誰がどう見ても陳腐な音楽、どう聴いても嘲笑すべき音楽の中で嘲笑の下の福音を探し出し、暴き、24歳のコステロは、その陳腐な福音を叫び尽くす。その福音にあるのは、自分の歌う言葉がそう簡単に人に伝わることなどないと知る愚者の声である。言葉を拾い、言葉と戯れ、言葉を吐き捨て、その愚者の声は言葉の意味自体ではなく、その言葉が伝えてしまう限界の方を、自らが歌いながら嫌悪してもいたのだ。

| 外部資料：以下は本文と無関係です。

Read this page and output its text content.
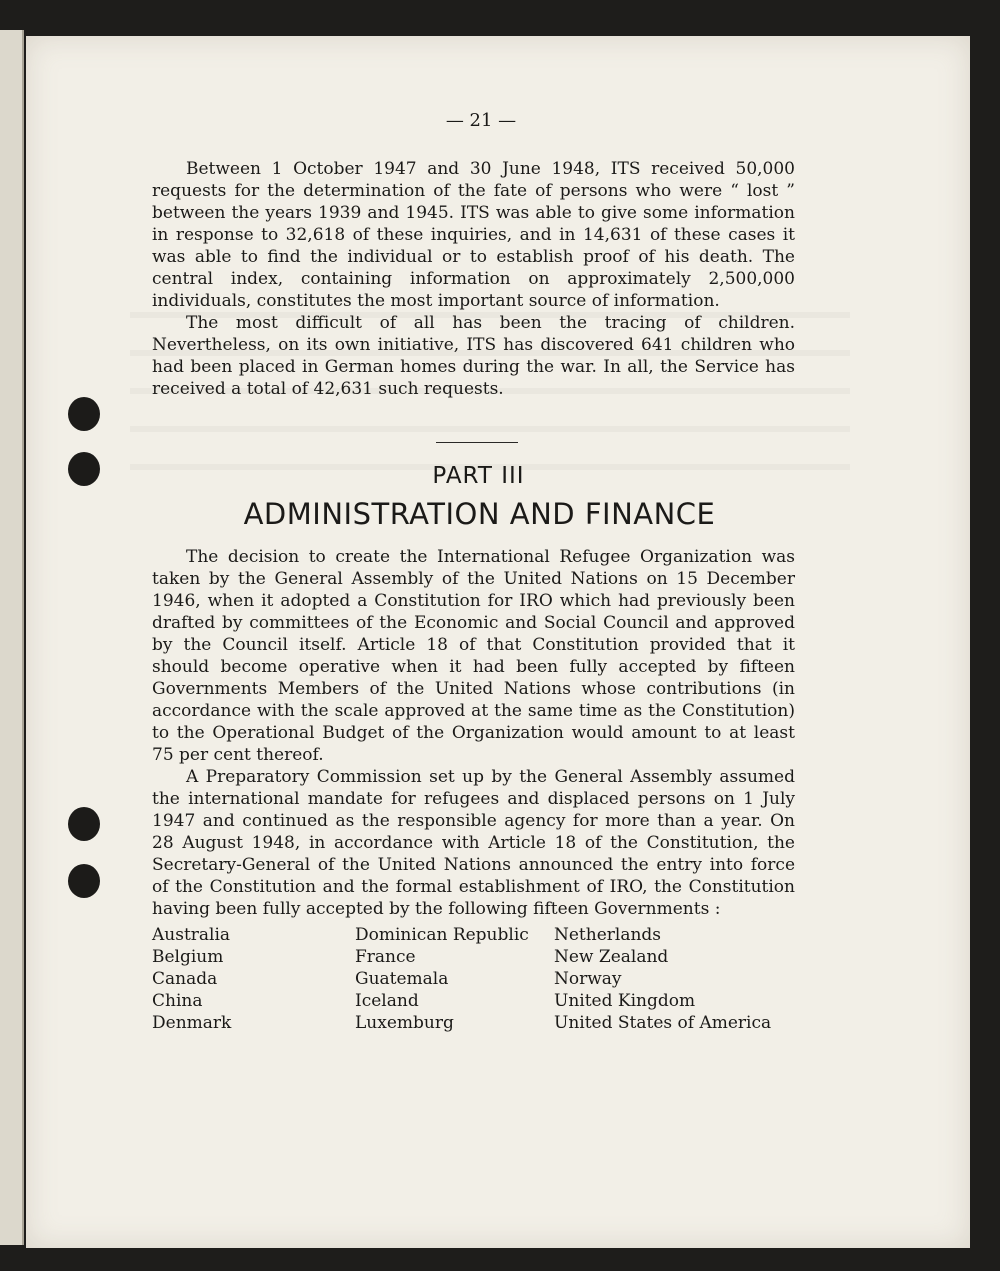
— 21 —

Between 1 October 1947 and 30 June 1948, ITS received 50,000 requests for the determination of the fate of persons who were “ lost ” between the years 1939 and 1945. ITS was able to give some information in response to 32,618 of these inquiries, and in 14,631 of these cases it was able to find the individual or to establish proof of his death. The central index, containing information on approximately 2,500,000 individuals, constitutes the most important source of information.

The most difficult of all has been the tracing of children. Nevertheless, on its own initiative, ITS has discovered 641 children who had been placed in German homes during the war. In all, the Service has received a total of 42,631 such requests.

PART III
ADMINISTRATION AND FINANCE

The decision to create the International Refugee Organization was taken by the General Assembly of the United Nations on 15 December 1946, when it adopted a Constitution for IRO which had previously been drafted by committees of the Economic and Social Council and approved by the Council itself. Article 18 of that Constitution provided that it should become operative when it had been fully accepted by fifteen Governments Members of the United Nations whose contributions (in accordance with the scale approved at the same time as the Constitution) to the Operational Budget of the Organization would amount to at least 75 per cent thereof.

A Preparatory Commission set up by the General Assembly assumed the international mandate for refugees and displaced persons on 1 July 1947 and continued as the responsible agency for more than a year. On 28 August 1948, in accordance with Article 18 of the Constitution, the Secretary-General of the United Nations announced the entry into force of the Constitution and the formal establishment of IRO, the Constitution having been fully accepted by the following fifteen Governments :

Australia	Dominican Republic	Netherlands
Belgium	France	New Zealand
Canada	Guatemala	Norway
China	Iceland	United Kingdom
Denmark	Luxemburg	United States of America
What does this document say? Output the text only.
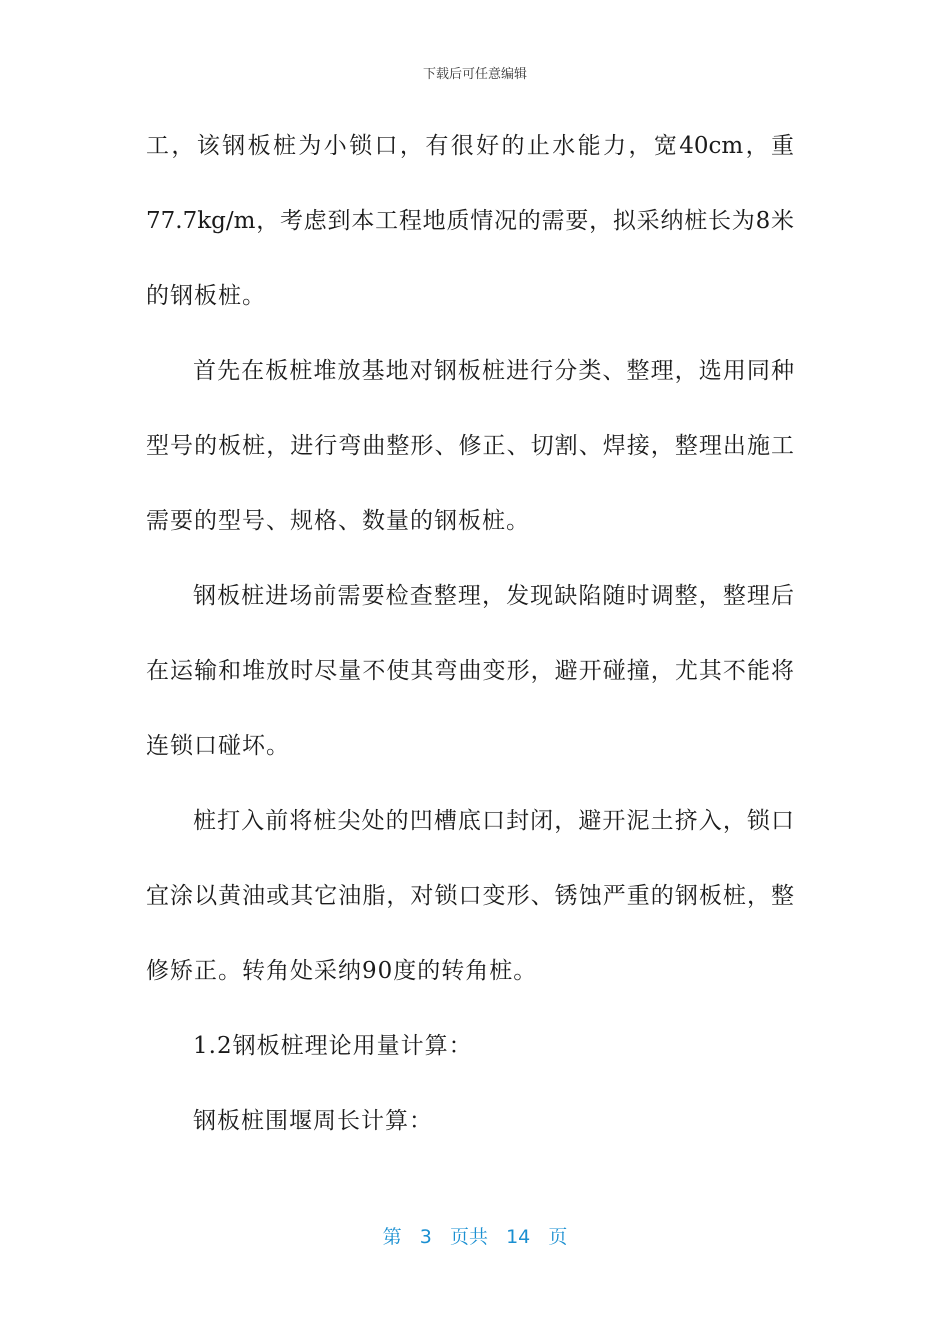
下载后可任意编辑
工，该钢板桩为小锁口，有很好的止水能力，宽40cm，重
77.7kg/m，考虑到本工程地质情况的需要，拟采纳桩长为8米
的钢板桩。
首先在板桩堆放基地对钢板桩进行分类、整理，选用同种
型号的板桩，进行弯曲整形、修正、切割、焊接，整理出施工
需要的型号、规格、数量的钢板桩。
钢板桩进场前需要检查整理，发现缺陷随时调整，整理后
在运输和堆放时尽量不使其弯曲变形，避开碰撞，尤其不能将
连锁口碰坏。
桩打入前将桩尖处的凹槽底口封闭，避开泥土挤入，锁口
宜涂以黄油或其它油脂，对锁口变形、锈蚀严重的钢板桩，整
修矫正。转角处采纳90度的转角桩。
1.2钢板桩理论用量计算：
钢板桩围堰周长计算：
第 3 页共 14 页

「たとえ落ち込んだって / 叫びたいんだ / 平和と愛と / 理解のどこがそんなにおかしいんだ、って」。ピート・トーマスのやけくそとも言える冗談ドラムスが、孤独なコステロにとって唯一の味方となる全面的リズムとビートの約束を、愚者の突進と一緒になって、終始叩き続ける。最初はあざ笑っていた聴き手が意に反して聴き終わりにそっと駆け出し、逃げ込み、帰還するための空間を、その冗談の響きの中に作り置きしながら。その退避空間はこの曲が終わるまで消えない。終わってからも、しばらく消えない。

一体誰が、そんなことをやりたいと思うだろう。あらかじめ届かないと分かっている音楽を、願いを、誰が届けようとするだろうか。それがこの何百回目の平和と理解の2人のエルヴィスであり、1度限りの2つの声である。この1か月の間、<IF I CAN DREAM>と<(WHAT'S SO FUNNY 'BOUT) PEACE, LOVE AND UNDERSTANDING>の2つの対照的なポップの極が鳴り響かせた等質な平和と理解は、その1か月に耳にしたどの音楽よりもあの出来事の全体について多くを、どのメディアの記事や番組よりも実質を、静かに伝えた。この国の「がんばろう」がこの先何年もの間に奏功する一方で、人々が必要とする真の、現実のスローガンは同じくこの先何年もの間、その意味を絶えず失い続け、そこにある現実と困難とを、絶えず伝え損ね続けていくだろう。それでも我々は、そのスローガンを捨て去りはしない。2人のエルヴィスの平和と理解の音楽を今、それにこれから先耳にする人々がはっと我に返って手を叩き、そう強く確信するとしても不思議はないと思う。まことに。